In September 2004, they gathered for a long weekend at Ted Turner’s Ladder Ranch in the Chihuahuan Desert of New Mexico. Over easels and PowerPoint and after-hours beers, they dissected the rewilding idea and broke it down to its factual nuts and bolts, its practical challenges and criticisms, its societal costs and benefits.
The Ladder group agreed on several sobering premises: That human influence had utterly pervaded the planet. That what qualifies for wildness today is a paltry façade of the awesome Pleistocene bestiary we stumbled upon only 13,000 years ago. That the difference between then and now is at least partly, if not principally, our own doing and therefore our duty to repair.

***

Regardless of who or what was to blame, they concluded that the large animals’ absence was to be ignored at great peril. Forests, grasslands, and savannas had evolved in step with the Pleistocene megafauna. Their soils had been turned by trampling hooves, their seeds widely ferried and judiciously fertilized in herbivore dung. All but the very biggest of those herbivores had in turn been shaped in body and habit by their large predators. Were there no repercussions for such wholesale megafaunal erasure? Reports from the field were already suggesting the feared answer.
There was northern Siberia, where about 10,000 years ago 1 million km2 of vibrant grasslands had suddenly vanished. They had been replaced by infertile mossy tundra—a transformation that ecologist Sergey Zimov attributes to the disappearance of a great menagerie of Pleistocene grazers. Zimov and colleagues argue that the grassy Siberian steppe that once fed musk oxen, mammoths, and wild horses was fed in return by the megafauna. (4) Their manure fertilized the grasses, and their hooves trampled the competing mosses.

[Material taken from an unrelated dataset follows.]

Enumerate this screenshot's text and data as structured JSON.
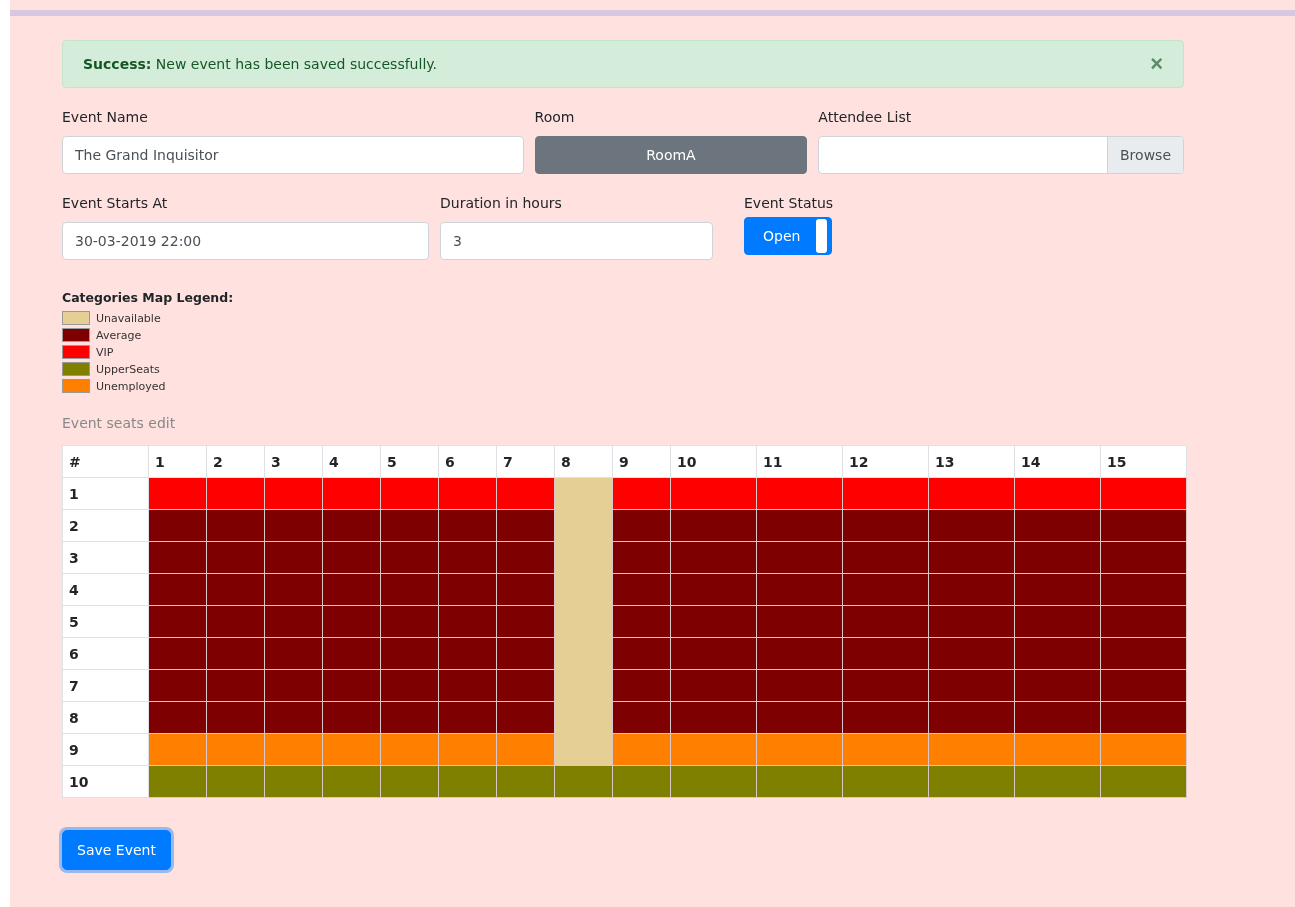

The legacy of the missing mammoths may run deeper still, to the frozen ground. There, some 500 gigatons of carbon—more than twice the tonnage stored in tropical forests—lies tenuously locked in ice. As the climate now warms at breathtaking rates, Zimov foresees the permafrost melting and those gigatons of carbon being released skyward, feeding runaway greenhouse heating. It helps explain the urgency with which Zimov has been leading a government-backed rewilding experiment in Siberia. Grasslands maintain colder soils than moss-bound tundra. By restocking the tundra with horses, musk oxen and bison, he is hoping to win back the grasslands, to buy time against Siberia’s 500-gigaton time bomb of carbon. 

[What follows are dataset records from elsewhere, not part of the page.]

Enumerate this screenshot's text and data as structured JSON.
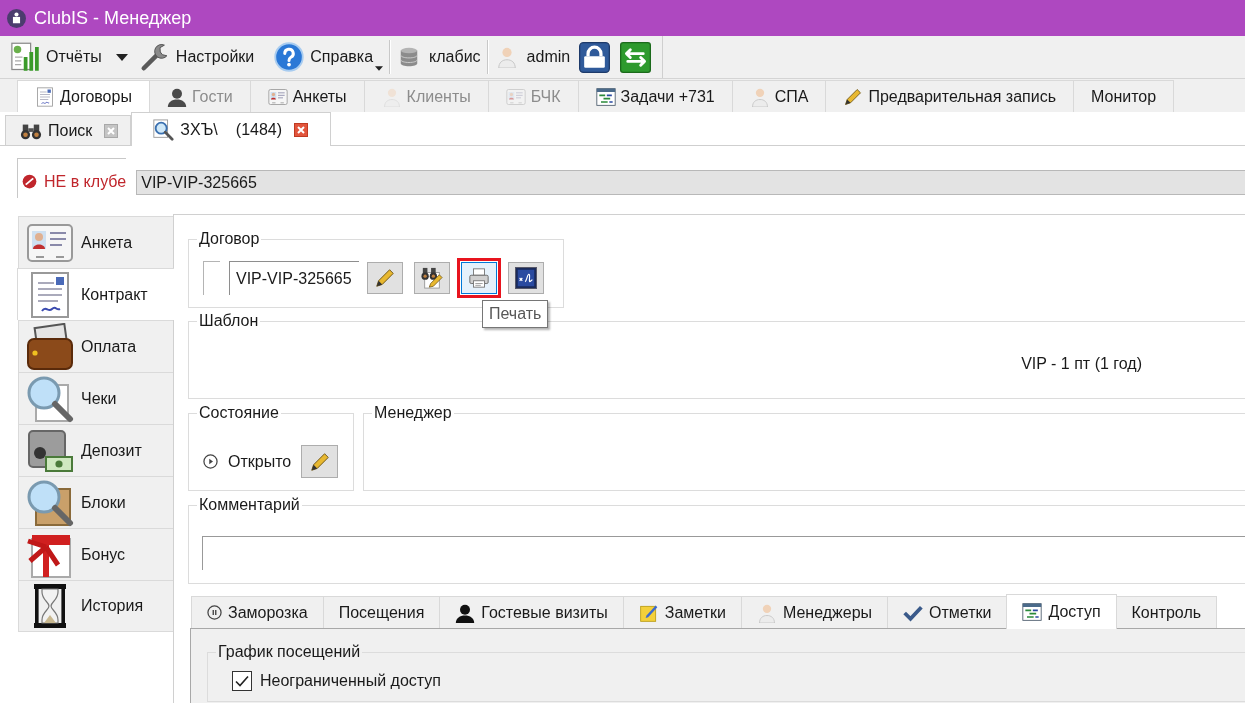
{
  "window": {
    "title": "ClubIS - Менеджер"
  },
  "toolbar": [
    {
      "kind": "split",
      "label": "Отчёты"
    },
    {
      "kind": "button",
      "label": "Настройки"
    },
    {
      "kind": "menu",
      "label": "Справка"
    },
    {
      "kind": "separator"
    },
    {
      "kind": "button",
      "label": "клабис"
    },
    {
      "kind": "separator"
    },
    {
      "kind": "button",
      "label": "admin"
    },
    {
      "kind": "icon"
    },
    {
      "kind": "icon"
    }
  ],
  "main_tabs": [
    {
      "label": "Договоры",
      "selected": true,
      "disabled": false
    },
    {
      "label": "Гости",
      "selected": false,
      "disabled": true
    },
    {
      "label": "Анкеты",
      "selected": false,
      "disabled": false
    },
    {
      "label": "Клиенты",
      "selected": false,
      "disabled": true
    },
    {
      "label": "БЧК",
      "selected": false,
      "disabled": true
    },
    {
      "label": "Задачи +731",
      "selected": false,
      "disabled": false
    },
    {
      "label": "СПА",
      "selected": false,
      "disabled": false
    },
    {
      "label": "Предварительная запись",
      "selected": false,
      "disabled": false
    },
    {
      "label": "Монитор",
      "selected": false,
      "disabled": false
    }
  ],
  "document_tabs": [
    {
      "label": "Поиск",
      "selected": false
    },
    {
      "label": "ЗХЪ\\",
      "count": "(1484)",
      "selected": true
    }
  ],
  "client_status": {
    "label": "НЕ в клубе",
    "value": "VIP-VIP-325665"
  },
  "sidebar": {
    "items": [
      {
        "label": "Анкета",
        "selected": false
      },
      {
        "label": "Контракт",
        "selected": true
      },
      {
        "label": "Оплата",
        "selected": false
      },
      {
        "label": "Чеки",
        "selected": false
      },
      {
        "label": "Депозит",
        "selected": false
      },
      {
        "label": "Блоки",
        "selected": false
      },
      {
        "label": "Бонус",
        "selected": false
      },
      {
        "label": "История",
        "selected": false
      }
    ]
  },
  "contract": {
    "title": "Договор",
    "number": "VIP-VIP-325665",
    "buttons": [
      {
        "highlighted": false,
        "hovered": false
      },
      {
        "highlighted": false,
        "hovered": false
      },
      {
        "highlighted": true,
        "hovered": true,
        "tooltip": "Печать"
      },
      {
        "highlighted": false,
        "hovered": false
      }
    ]
  },
  "template": {
    "title": "Шаблон",
    "value": "VIP - 1 пт (1 год)"
  },
  "state": {
    "title": "Состояние",
    "value": "Открыто"
  },
  "manager": {
    "title": "Менеджер"
  },
  "comment": {
    "title": "Комментарий"
  },
  "bottom_tabs": [
    {
      "label": "Заморозка",
      "selected": false
    },
    {
      "label": "Посещения",
      "selected": false
    },
    {
      "label": "Гостевые визиты",
      "selected": false
    },
    {
      "label": "Заметки",
      "selected": false
    },
    {
      "label": "Менеджеры",
      "selected": false
    },
    {
      "label": "Отметки",
      "selected": false
    },
    {
      "label": "Доступ",
      "selected": true
    },
    {
      "label": "Контроль",
      "selected": false
    }
  ],
  "access_panel": {
    "group_title": "График посещений",
    "checkbox": {
      "label": "Неограниченный доступ",
      "checked": true
    }
  }
}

Signs of megafauna importance have also been coming from the sea. Most notoriously, there is an  ongoing collapse of marine mammal populations in the North Pacific, quite possibly stemming from the decimation of great whales (the ultimate megafauna) by industrial whalers. This hypothesis, championed by Alan Springer and Jim Estes, followed from corroborating lines of evidence. (5) The great whale’s disappearance forced its chief predator, the killer whale, to seek smaller game in the form of sea lions, seals, and sea otters, whose numbers plummeted in stepwise fashion. From there, the ecological cascade rumbled all the way to the bottom of the sea. As sea otters disappeared, their prey proliferated. Sea urchins marched en masse, mowing down coastal kelp forests across the Aleutians and reducing one of the Bering Sea’s most productive ecosystems to barrens.

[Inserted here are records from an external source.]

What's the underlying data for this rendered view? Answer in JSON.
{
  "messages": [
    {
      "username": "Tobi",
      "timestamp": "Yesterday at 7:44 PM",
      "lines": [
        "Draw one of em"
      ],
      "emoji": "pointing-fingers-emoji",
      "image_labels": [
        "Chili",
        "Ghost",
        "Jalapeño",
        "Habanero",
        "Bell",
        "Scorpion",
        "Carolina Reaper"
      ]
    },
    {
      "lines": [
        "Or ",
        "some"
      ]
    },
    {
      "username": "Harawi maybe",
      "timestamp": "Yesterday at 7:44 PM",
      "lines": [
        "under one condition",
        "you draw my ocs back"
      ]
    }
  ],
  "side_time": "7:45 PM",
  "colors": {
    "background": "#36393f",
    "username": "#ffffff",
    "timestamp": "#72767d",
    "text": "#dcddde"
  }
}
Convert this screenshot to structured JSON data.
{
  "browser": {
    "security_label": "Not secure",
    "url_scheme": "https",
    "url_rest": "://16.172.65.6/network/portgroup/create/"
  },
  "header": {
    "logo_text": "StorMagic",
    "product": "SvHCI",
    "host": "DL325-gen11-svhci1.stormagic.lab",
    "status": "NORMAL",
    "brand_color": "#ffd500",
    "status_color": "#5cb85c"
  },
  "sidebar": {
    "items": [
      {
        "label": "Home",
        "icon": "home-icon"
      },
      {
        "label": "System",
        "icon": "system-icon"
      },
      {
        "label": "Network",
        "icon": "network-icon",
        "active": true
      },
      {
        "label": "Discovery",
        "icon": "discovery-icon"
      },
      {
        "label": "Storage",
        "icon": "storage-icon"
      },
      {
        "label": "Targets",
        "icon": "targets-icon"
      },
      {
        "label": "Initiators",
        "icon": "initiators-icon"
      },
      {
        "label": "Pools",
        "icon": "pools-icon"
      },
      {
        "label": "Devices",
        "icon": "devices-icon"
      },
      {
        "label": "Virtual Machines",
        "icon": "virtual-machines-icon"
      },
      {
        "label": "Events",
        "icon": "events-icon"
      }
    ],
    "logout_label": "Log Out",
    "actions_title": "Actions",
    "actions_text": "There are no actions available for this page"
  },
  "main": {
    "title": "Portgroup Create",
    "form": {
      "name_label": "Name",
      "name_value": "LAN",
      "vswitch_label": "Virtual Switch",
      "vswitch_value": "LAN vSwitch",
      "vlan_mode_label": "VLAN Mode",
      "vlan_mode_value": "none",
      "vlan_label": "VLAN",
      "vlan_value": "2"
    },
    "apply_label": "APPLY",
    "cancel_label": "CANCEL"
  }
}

The megafauna’s most shining endorsement is now on public display in the dramatic greening of Yellowstone National Park under the reinstated reign of the gray wolf. For 70 years following the wolf’s extermination from the park, Yellowstone’s oases of aspens, cottonwoods, and willows had been browsed to stubs by the world’s largest herd of elk. Within five years of the wolves’ return in 1995, the elk were running scared and willows were sprouting three meters high. With the willows’ return, the beaver followed—from one colony before wolf reintroduction to ten colonies at last count. With the new beaver ponds have come more fish and with the streamside groves more songbirds. The list of beneficiaries goes on, from ravens and grizzlies fattening on wolf leftovers to the encouraging number of surviving pronghorn fawns now that the lurking coyotes have been scattered by territorial wolves. (6)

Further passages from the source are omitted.